For those of you that are unfamiliar with the plot line, Glen Holland is a brilliant composer that is forced into a teaching job due to monetary needs. Each year he teaches, he continues to dream of composing his masterpiece but life always seems to get in the way. Through his teaching, the plot focuses on specific students and his relationships with them. (Spoiler alert) At the end of the movie the music program is cut from the budget and Holland is forced into an early retirement. Seeing his life in terms of failures, as he is leaving the school for the last time he is drawn into the auditorium to a full house, celebrating his life as a teacher. The introduction to his opus (which his students play) ends with a former student telling him that they are his opus, his life’s symphony. (Cue waterworks).

As I sat in my chair, tears welling in my eyes – unusual – I realized the beauty of this movie as it relates to my life. The privilege to be involved in my students’ lives is not one I should take for granted. I feel a lot like Holland, I have dreams and aspirations to become a writer, but for now, due to God’s calling, I’m in the Philippines teaching. Whether I teach for two years or twenty, and no matter if I influence one student or fifty, God has given me this opportunity and unique influence, for which I am thankful. It is hard work, but I know if someday just one of my students realizes their love for writing, it will be worth it.

So, thanks Dad for making watch this movie multiple times as a child, and thanks Sky Cable for playing that movie at a time when I feel like a needed it the most. But most importantly, thank you God for gifting me with this opportunity to share one of my passions with the kids in my classes.

Monday, March 28, 2011

Hello Again & Outdoor Education - Read to find out what it is :)



Well I’m living true to my last post, that’s for sure – I am the worst blogger ever. Since it’s been three months since my last post this might be a long one.

I have a good excuse for being flaky – once January hit I have been in busy, stressed-out

mode. Not only was the yearbook due to the printers before March break (about 200 pages that we crammed into two weeks), but my life has been consumed by this thing called Outdoor Ed, which was finished mid-February, but I have been playing catch-up ever since.

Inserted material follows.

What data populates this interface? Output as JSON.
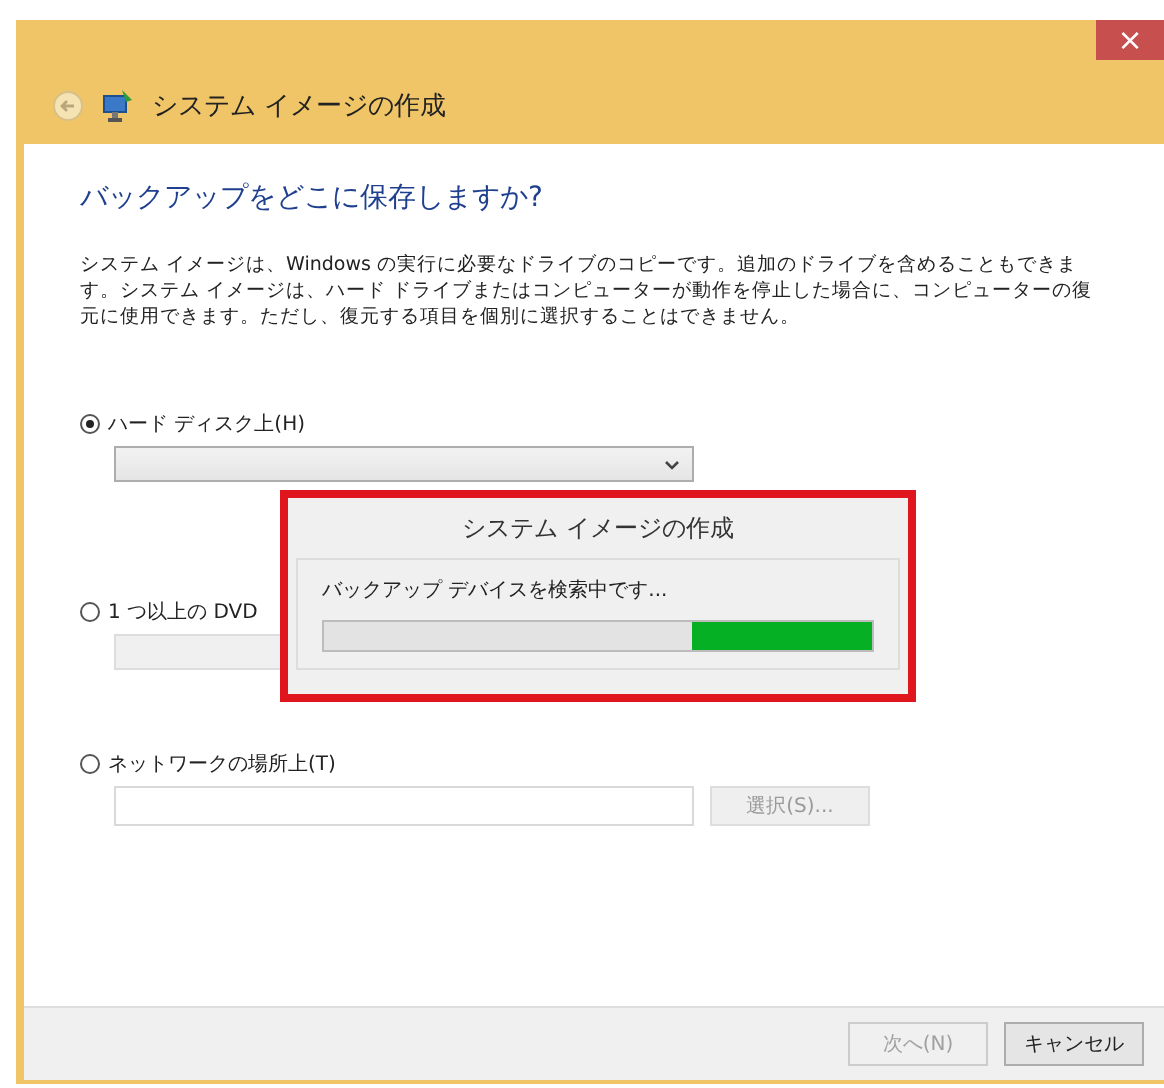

Let me give you some background:

Outdoor Education is a week in second semester where the teachers at Faith and volunteers put on a week-long excursion for 180 middle school students from 3 different schools. Now, each year we rotate to a different site. This year we went to a volcano called Taal. Yes, it’s active and I stood by fumaroles and swam in a sulfur lake. There are 3 different sites the students visit, the Beach, the Reef and Taal. At each site, students experience different things to broaden their life experience and education.

It’s amazing, I wish every school had the opportunity to get out and explore the country in which they are living. It is truly the highlight of MS years at Faith. My job was to be a squad leader for 12 of my 8th grade girls. This proved to be an exhausting task, but my kids were amazing. I really felt God work in their relationships and issues that they were working out. It was so great to get out of the classroom and get to know some of my girls on a different and deeper level.

I could go into so much detail but seriously, it would take me several pages to detail every moment of the trip but here are a few highlights. My squad killed 3 chickens, plucked and gutted them. It was disgusting and enlightening, I will never look at a chicken the same way again. Also, we were able to participate in a ministry day at a local school near the volcano. In all 3 days, 97 children accepted Christ as their Savior. It’s miraculous how God works beyond the limitations of time and language.

Another highlight was the bonfire after the Taal hike. After a long hike, a swim in a sulfur lake and a severe allergic reaction to horses and dust, I spent a couple hours chatting with several of my students. I loved talking to the about nothing specific but really enjoying the bonding time.

It was an eye-opening week that I wouldn’t trade for anything, but I will admit I was out of it the next couple of days.

It was such a blessing to be a small part of a great purpose, that MS students mark as a highlight of the years spent here.